Running a successful internet business without using the data you accumulate to your advantage is clearly impossible in this day and age. Until about one year ago, Baidu, the web company behind the largest Chinese-language search engine and the country’s answer to Google, had a major technology problem on its hands.
The queries Baidu product managers ran against its databases took hours to complete because of the huge amount of data stored in the company’s data centers. Baidu needed a solution, and its engineers were given the goal of creating an ad-hoc query engine that would manage petabytes of data and finish queries in 30 seconds or less.
The first step was to get rid of MapReduce, the open source distributed computing framework that’s part of Apache Hadoop and that has for years been the most popular framework for batch analytics. Google, the creator of MapReduce, stopped using it years ago because it couldn’t handle the amount of data it needed it to handle, replacing it with a new proprietary framework called Cloud Dataflow.
Read more: Google’s MapReduce Divorce Does Not Mean End of Hadoop is Near
Baidu switched to Spark SQL, a query engine that enables you to run SQL queries against Apache Spark, the open source Big Data processing engine that replaces the batch analytics approach of MapReduce and Hadoop with real-time, or stream analytics. It helped, but not to the extent they had hoped.
Spark SQL queries were about four times faster, but each query still look about 10 minutes to complete. Upon closer inspection, the team found that it wasn’t the way the CPUs behaved that slowed the process down. The problem was the network, and, more specifically, the way the query engine used the network to access stored data. Baidu’s data lives in multiple data centers, and to run a query, the system would have to transfer data between sites, stressing the networks and causing big delays.
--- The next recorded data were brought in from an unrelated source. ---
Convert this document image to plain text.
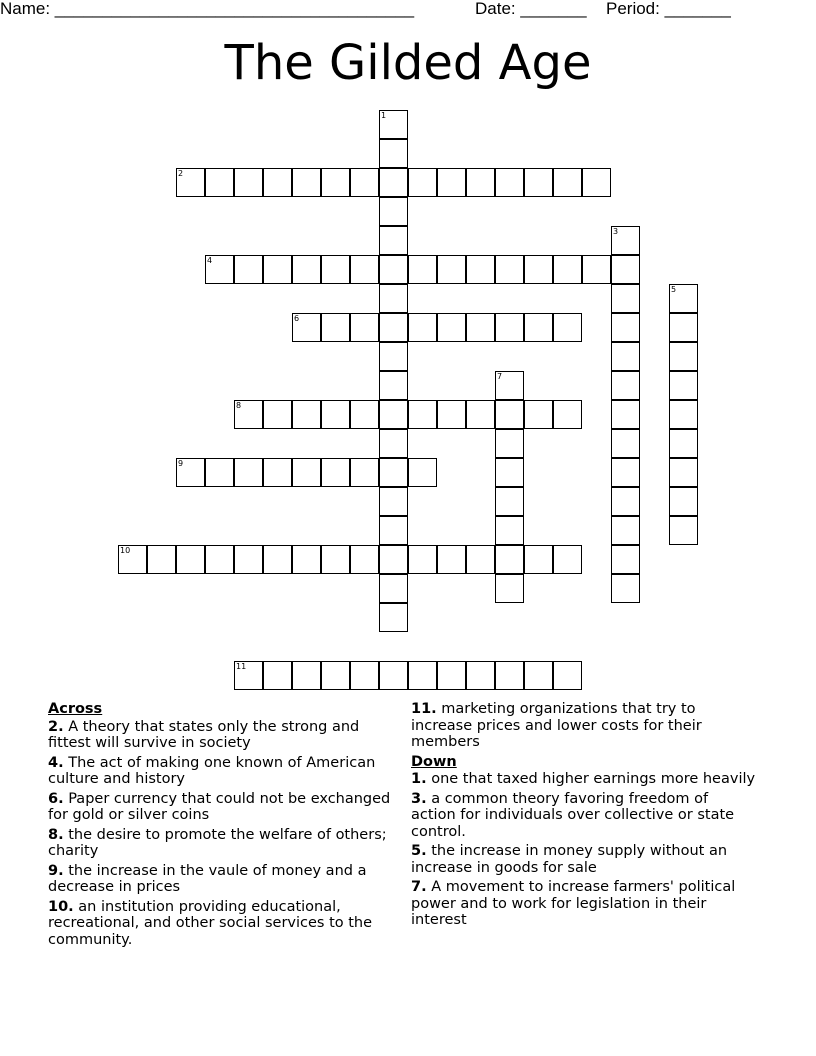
Name: ______________________________________	Date: _______ Period: _______
The Gilded Age
1
2
3
4
5
6
7
8
9
10
11
Across
2. A theory that states only the strong and fittest will survive in society
4. The act of making one known of American culture and history
6. Paper currency that could not be exchanged for gold or silver coins
8. the desire to promote the welfare of others; charity
9. the increase in the vaule of money and a decrease in prices
10. an institution providing educational, recreational, and other social services to the community.
11. marketing organizations that try to increase prices and lower costs for their members
Down
1. one that taxed higher earnings more heavily
3. a common theory favoring freedom of action for individuals over collective or state control.
5. the increase in money supply without an increase in goods for sale
7. A movement to increase farmers' political power and to work for legislation in their interest
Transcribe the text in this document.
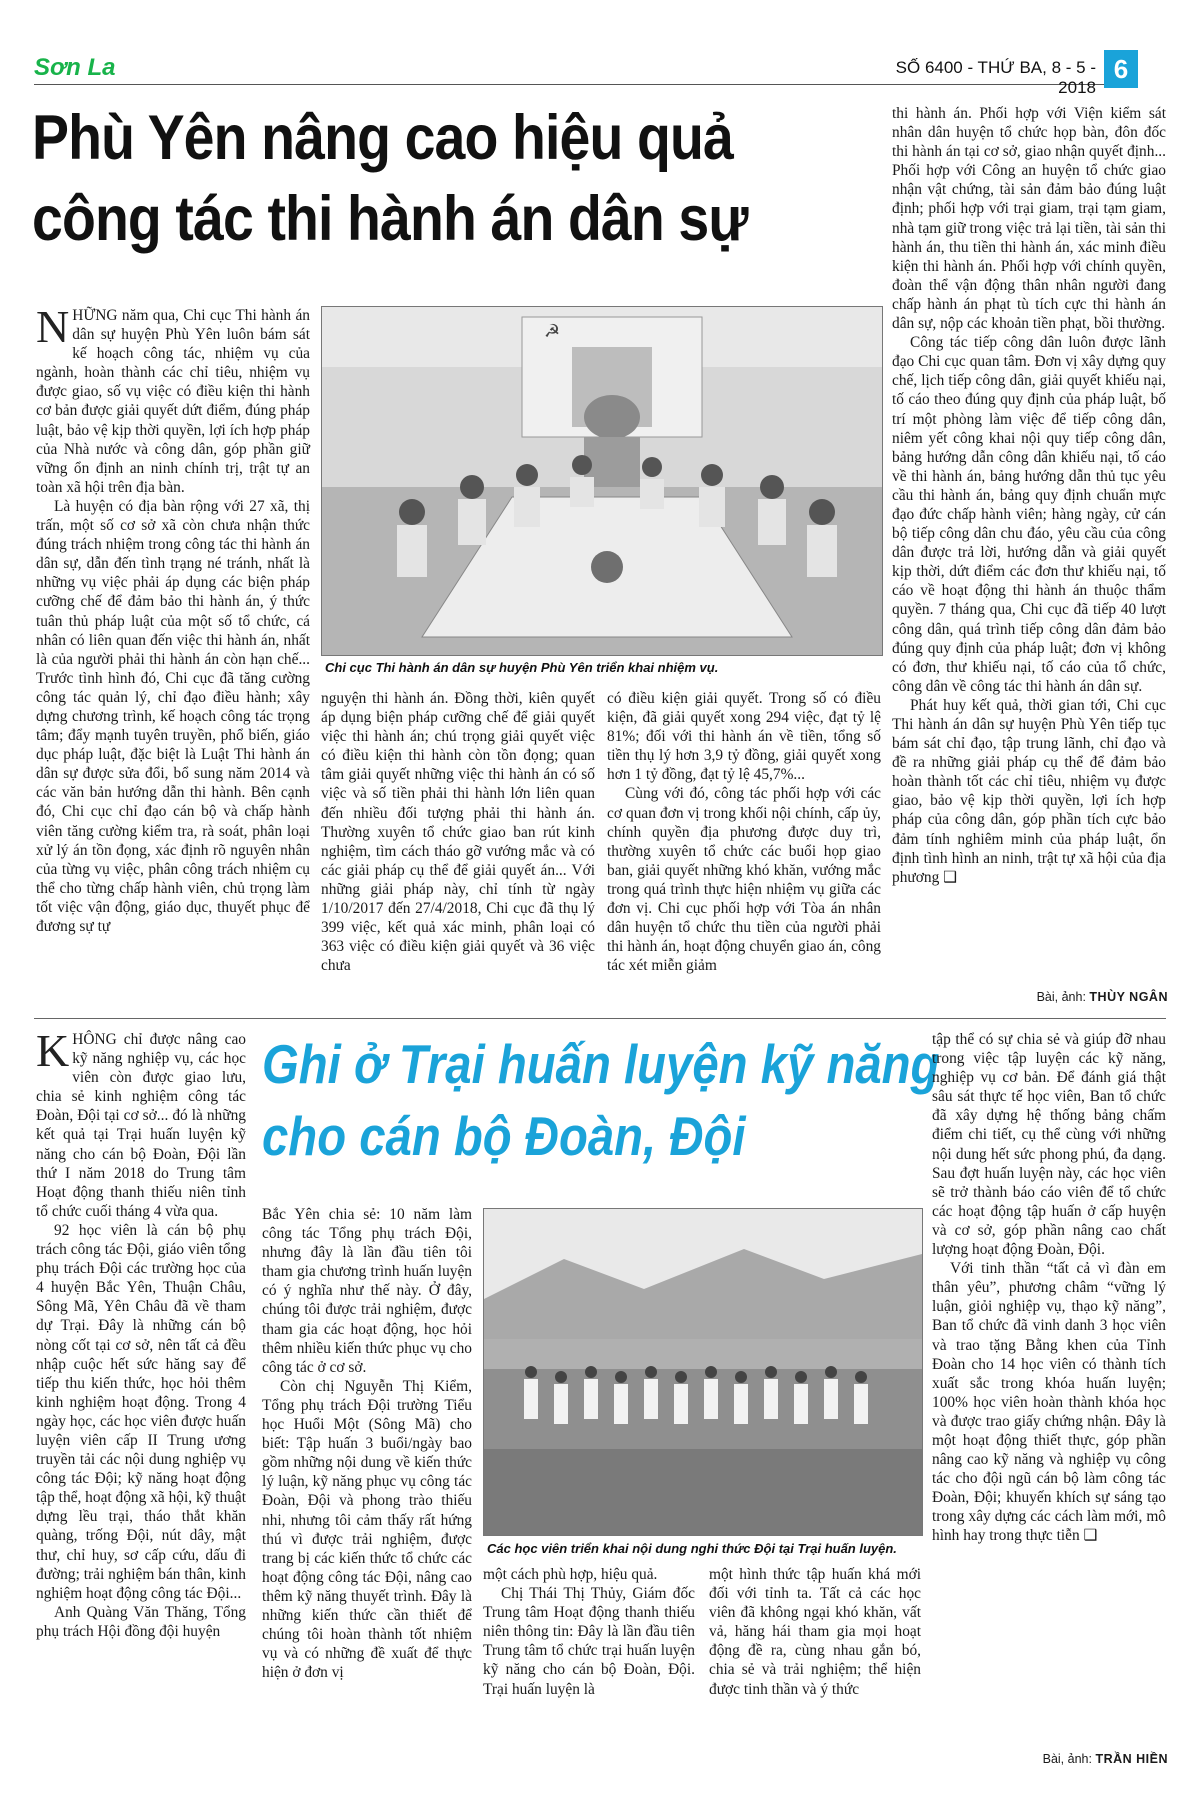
Sơn La	SỐ 6400 - THỨ BA, 8 - 5 - 2018
6
Phù Yên nâng cao hiệu quả
công tác thi hành án dân sự

NHỮNG năm qua, Chi cục Thi hành án dân sự huyện Phù Yên luôn bám sát kế hoạch công tác, nhiệm vụ của ngành, hoàn thành các chỉ tiêu, nhiệm vụ được giao, số vụ việc có điều kiện thi hành cơ bản được giải quyết dứt điểm, đúng pháp luật, bảo vệ kịp thời quyền, lợi ích hợp pháp của Nhà nước và công dân, góp phần giữ vững ổn định an ninh chính trị, trật tự an toàn xã hội trên địa bàn.

Là huyện có địa bàn rộng với 27 xã, thị trấn, một số cơ sở xã còn chưa nhận thức đúng trách nhiệm trong công tác thi hành án dân sự, dẫn đến tình trạng né tránh, nhất là những vụ việc phải áp dụng các biện pháp cưỡng chế để đảm bảo thi hành án, ý thức tuân thủ pháp luật của một số tổ chức, cá nhân có liên quan đến việc thi hành án, nhất là của người phải thi hành án còn hạn chế... Trước tình hình đó, Chi cục đã tăng cường công tác quản lý, chỉ đạo điều hành; xây dựng chương trình, kế hoạch công tác trọng tâm; đẩy mạnh tuyên truyền, phổ biến, giáo dục pháp luật, đặc biệt là Luật Thi hành án dân sự được sửa đổi, bổ sung năm 2014 và các văn bản hướng dẫn thi hành. Bên cạnh đó, Chi cục chỉ đạo cán bộ và chấp hành viên tăng cường kiểm tra, rà soát, phân loại xử lý án tồn đọng, xác định rõ nguyên nhân của từng vụ việc, phân công trách nhiệm cụ thể cho từng chấp hành viên, chủ trọng làm tốt việc vận động, giáo dục, thuyết phục để đương sự tự

☭
Chi cục Thi hành án dân sự huyện Phù Yên triển khai nhiệm vụ.

nguyện thi hành án. Đồng thời, kiên quyết áp dụng biện pháp cưỡng chế để giải quyết việc thi hành án; chú trọng giải quyết việc có điều kiện thi hành còn tồn đọng; quan tâm giải quyết những việc thi hành án có số việc và số tiền phải thi hành lớn liên quan đến nhiều đối tượng phải thi hành án. Thường xuyên tổ chức giao ban rút kinh nghiệm, tìm cách tháo gỡ vướng mắc và có các giải pháp cụ thể để giải quyết án... Với những giải pháp này, chỉ tính từ ngày 1/10/2017 đến 27/4/2018, Chi cục đã thụ lý 399 việc, kết quả xác minh, phân loại có 363 việc có điều kiện giải quyết và 36 việc chưa

có điều kiện giải quyết. Trong số có điều kiện, đã giải quyết xong 294 việc, đạt tỷ lệ 81%; đối với thi hành án về tiền, tổng số tiền thụ lý hơn 3,9 tỷ đồng, giải quyết xong hơn 1 tỷ đồng, đạt tỷ lệ 45,7%...

Cùng với đó, công tác phối hợp với các cơ quan đơn vị trong khối nội chính, cấp ủy, chính quyền địa phương được duy trì, thường xuyên tổ chức các buổi họp giao ban, giải quyết những khó khăn, vướng mắc trong quá trình thực hiện nhiệm vụ giữa các đơn vị. Chi cục phối hợp với Tòa án nhân dân huyện tổ chức thu tiền của người phải thi hành án, hoạt động chuyển giao án, công tác xét miễn giảm

thi hành án. Phối hợp với Viện kiểm sát nhân dân huyện tổ chức họp bàn, đôn đốc thi hành án tại cơ sở, giao nhận quyết định... Phối hợp với Công an huyện tổ chức giao nhận vật chứng, tài sản đảm bảo đúng luật định; phối hợp với trại giam, trại tạm giam, nhà tạm giữ trong việc trả lại tiền, tài sản thi hành án, thu tiền thi hành án, xác minh điều kiện thi hành án. Phối hợp với chính quyền, đoàn thể vận động thân nhân người đang chấp hành án phạt tù tích cực thi hành án dân sự, nộp các khoản tiền phạt, bồi thường.

Công tác tiếp công dân luôn được lãnh đạo Chi cục quan tâm. Đơn vị xây dựng quy chế, lịch tiếp công dân, giải quyết khiếu nại, tố cáo theo đúng quy định của pháp luật, bố trí một phòng làm việc để tiếp công dân, niêm yết công khai nội quy tiếp công dân, bảng hướng dẫn công dân khiếu nại, tố cáo về thi hành án, bảng hướng dẫn thủ tục yêu cầu thi hành án, bảng quy định chuẩn mực đạo đức chấp hành viên; hàng ngày, cử cán bộ tiếp công dân chu đáo, yêu cầu của công dân được trả lời, hướng dẫn và giải quyết kịp thời, dứt điểm các đơn thư khiếu nại, tố cáo về hoạt động thi hành án thuộc thẩm quyền. 7 tháng qua, Chi cục đã tiếp 40 lượt công dân, quá trình tiếp công dân đảm bảo đúng quy định của pháp luật; đơn vị không có đơn, thư khiếu nại, tố cáo của tổ chức, công dân về công tác thi hành án dân sự.

Phát huy kết quả, thời gian tới, Chi cục Thi hành án dân sự huyện Phù Yên tiếp tục bám sát chỉ đạo, tập trung lãnh, chỉ đạo và đề ra những giải pháp cụ thể để đảm bảo hoàn thành tốt các chỉ tiêu, nhiệm vụ được giao, bảo vệ kịp thời quyền, lợi ích hợp pháp của công dân, góp phần tích cực bảo đảm tính nghiêm minh của pháp luật, ổn định tình hình an ninh, trật tự xã hội của địa phương ❑

Bài, ảnh: THÙY NGÂN

KHÔNG chỉ được nâng cao kỹ năng nghiệp vụ, các học viên còn được giao lưu, chia sẻ kinh nghiệm công tác Đoàn, Đội tại cơ sở... đó là những kết quả tại Trại huấn luyện kỹ năng cho cán bộ Đoàn, Đội lần thứ I năm 2018 do Trung tâm Hoạt động thanh thiếu niên tỉnh tổ chức cuối tháng 4 vừa qua.

92 học viên là cán bộ phụ trách công tác Đội, giáo viên tổng phụ trách Đội các trường học của 4 huyện Bắc Yên, Thuận Châu, Sông Mã, Yên Châu đã về tham dự Trại. Đây là những cán bộ nòng cốt tại cơ sở, nên tất cả đều nhập cuộc hết sức hăng say để tiếp thu kiến thức, học hỏi thêm kinh nghiệm hoạt động. Trong 4 ngày học, các học viên được huấn luyện viên cấp II Trung ương truyền tải các nội dung nghiệp vụ công tác Đội; kỹ năng hoạt động tập thể, hoạt động xã hội, kỹ thuật dựng lều trại, tháo thắt khăn quàng, trống Đội, nút dây, mật thư, chỉ huy, sơ cấp cứu, dấu đi đường; trải nghiệm bán thân, kinh nghiệm hoạt động công tác Đội...

Anh Quàng Văn Thăng, Tổng phụ trách Hội đồng đội huyện

Ghi ở Trại huấn luyện kỹ năng
cho cán bộ Đoàn, Đội

Bắc Yên chia sẻ: 10 năm làm công tác Tổng phụ trách Đội, nhưng đây là lần đầu tiên tôi tham gia chương trình huấn luyện có ý nghĩa như thế này. Ở đây, chúng tôi được trải nghiệm, được tham gia các hoạt động, học hỏi thêm nhiều kiến thức phục vụ cho công tác ở cơ sở.

Còn chị Nguyễn Thị Kiểm, Tổng phụ trách Đội trường Tiểu học Huổi Một (Sông Mã) cho biết: Tập huấn 3 buổi/ngày bao gồm những nội dung về kiến thức lý luận, kỹ năng phục vụ công tác Đoàn, Đội và phong trào thiếu nhi, nhưng tôi cảm thấy rất hứng thú vì được trải nghiệm, được trang bị các kiến thức tổ chức các hoạt động công tác Đội, nâng cao thêm kỹ năng thuyết trình. Đây là những kiến thức cần thiết để chúng tôi hoàn thành tốt nhiệm vụ và có những đề xuất để thực hiện ở đơn vị

Các học viên triển khai nội dung nghi thức Đội tại Trại huấn luyện.

một cách phù hợp, hiệu quả.

Chị Thái Thị Thủy, Giám đốc Trung tâm Hoạt động thanh thiếu niên thông tin: Đây là lần đầu tiên Trung tâm tổ chức trại huấn luyện kỹ năng cho cán bộ Đoàn, Đội. Trại huấn luyện là

một hình thức tập huấn khá mới đối với tỉnh ta. Tất cả các học viên đã không ngại khó khăn, vất vả, hăng hái tham gia mọi hoạt động đề ra, cùng nhau gắn bó, chia sẻ và trải nghiệm; thể hiện được tinh thần và ý thức

tập thể có sự chia sẻ và giúp đỡ nhau trong việc tập luyện các kỹ năng, nghiệp vụ cơ bản. Để đánh giá thật sâu sát thực tế học viên, Ban tổ chức đã xây dựng hệ thống bảng chấm điểm chi tiết, cụ thể cùng với những nội dung hết sức phong phú, đa dạng. Sau đợt huấn luyện này, các học viên sẽ trở thành báo cáo viên để tổ chức các hoạt động tập huấn ở cấp huyện và cơ sở, góp phần nâng cao chất lượng hoạt động Đoàn, Đội.

Với tinh thần “tất cả vì đàn em thân yêu”, phương châm “vững lý luận, giỏi nghiệp vụ, thạo kỹ năng”, Ban tổ chức đã vinh danh 3 học viên và trao tặng Bằng khen của Tỉnh Đoàn cho 14 học viên có thành tích xuất sắc trong khóa huấn luyện; 100% học viên hoàn thành khóa học và được trao giấy chứng nhận. Đây là một hoạt động thiết thực, góp phần nâng cao kỹ năng và nghiệp vụ công tác cho đội ngũ cán bộ làm công tác Đoàn, Đội; khuyến khích sự sáng tạo trong xây dựng các cách làm mới, mô hình hay trong thực tiễn ❑

Bài, ảnh: TRẦN HIỀN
In-Memory Performance With any Storage
To solve this problem, they turned to a relatively young open source project born at the University of California, Berkeley. At the time, the project was called Tachyon. The software turns a set of disparate storage systems into a single virtual storage pool accessed via a single API, but, more importantly for Baidu, it makes that single virtual storage system behave the same way an in-memory system does, where data that’s being processed sits in memory of the clustered servers that are processing it, making the process exponentially faster.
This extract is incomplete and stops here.